Roy Holder, who had been Chas in the third series of Ace of Wands twelve years earlier, is one of the gun runners. I mentioned earlier the fun of watching the show with my family, who don’t know what to expect. Holder’s character is one of two who decide against joining their boss and Morgus in their last, desperate search for more of the rare McGuffin element. They say they have two kilos and that’s more than enough. So Morgus and their boss leave them to it. Marie quietly told our son “I think he made the sensible decision.” I smiled, knowing that “sensible” decision was seconds away from ending his life.

“Caves” is excellent, but it’s also so unpleasant that I can’t believe that Peri would have chosen to stick around had this been her first trip after “Planet of Fire.” Would you? I’d be saying “Take me home immediately” after this – particularly when the guy with whom I agreed to travel about a day previously sat up looking like Colin Baker and got snide with me – unless I’d spent a few weeks with less traumatic events first. So there are several novels and more than a dozen audio adventures with Peter Davison and Nicola Bryant, several of which also feature an additional companion from ancient Egypt called Erimem.

I don’t actually enjoy the audio adventures myself – I think that my problem is that I lack the imagination to see the worlds that they’re describing – but I love that there are so many to choose from for all the fans who enjoy them. The same is true for the next two Doctors, who also had their BBC runs truncated before they should have ended. At least Peter Davison got to end his Doctor’s TV run on a really high note, and got to leave when he was ready to go.

We’ll start watching Colin Baker’s run as Doctor Who in mid-February. Stay tuned!

Doctor Who: The Caves of Androzani (parts one and two)

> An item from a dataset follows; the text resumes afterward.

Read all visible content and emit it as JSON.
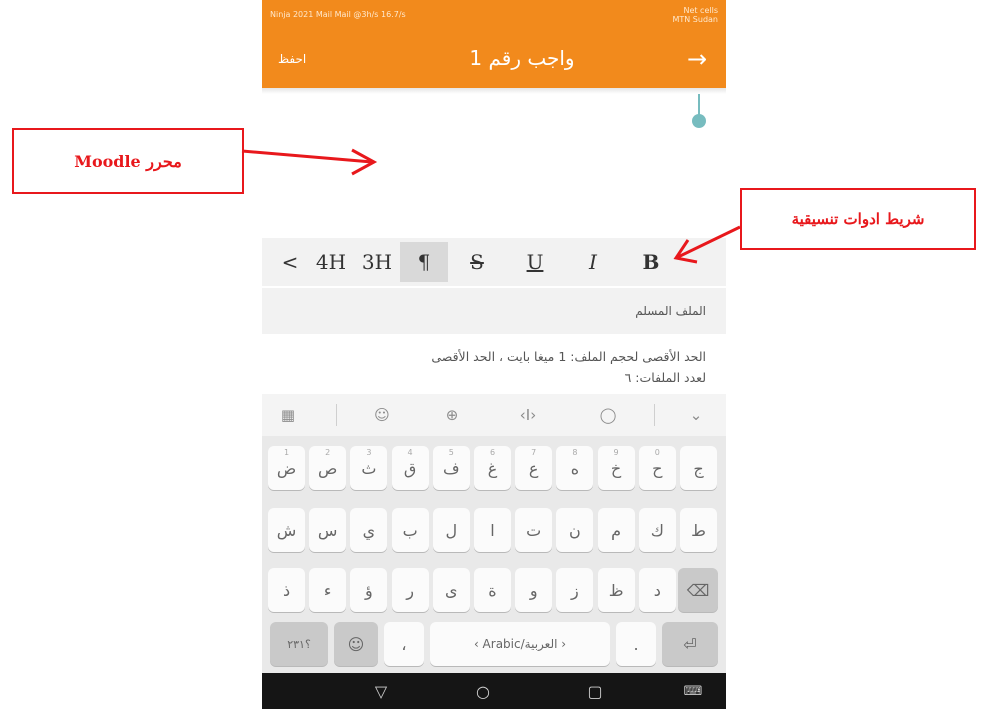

Ask a hundred people which is their favorite Peter Davison Doctor Who story. Five will say “Kinda.” I’m one of the five who’ll say “Snakedance.” The other ninety will say it’s this one. Less the stragglers who’ll eventually pop in the comments and protest that it’s something else, of course.

“The Caves of Androzani” really is blisteringly good. It’s the first of two adventures in the eighties that Graeme Harper directed, and wow, did he ever know what he was doing. This looks amazing, and the great music by Roger Limb helps a lot, too. The direction is so good that Harper could have made even a mediocre story into a highlight, but this story isn’t mediocre. It’s the first Doctor Who script by Robert Holmes in five years. Man, was he ever missed.

“Androzani” features some of Holmes’s effortless world-building, but this one’s a little different from the planets and cultures he’d designed in the past. There is no wit, and there aren’t any heroes. We only see the horrible people: an army of brutal military thugs, the corrupt politicians and businessmen bankrolling them, a team of bloodthirsty gun runners, and the criminal who controls the rare substance they all want: spectrox, which can extend or even double the life spans of humanoids. They are all terrible. And they are all going to get what’s coming to them.

A lot of people will tell you that this story is perfect except for a dopey, fake, and honestly quite unnecessary monster in the middle of it. Typically, the monster – it’s called a Magma Beast – is by far our son’s favorite part of it. Since he likes good guys and never villains, there isn’t anybody in this story, other than the Doctor and Peri, for him to cheer on. So the Magma Beast is perfectly placed to keep his interest!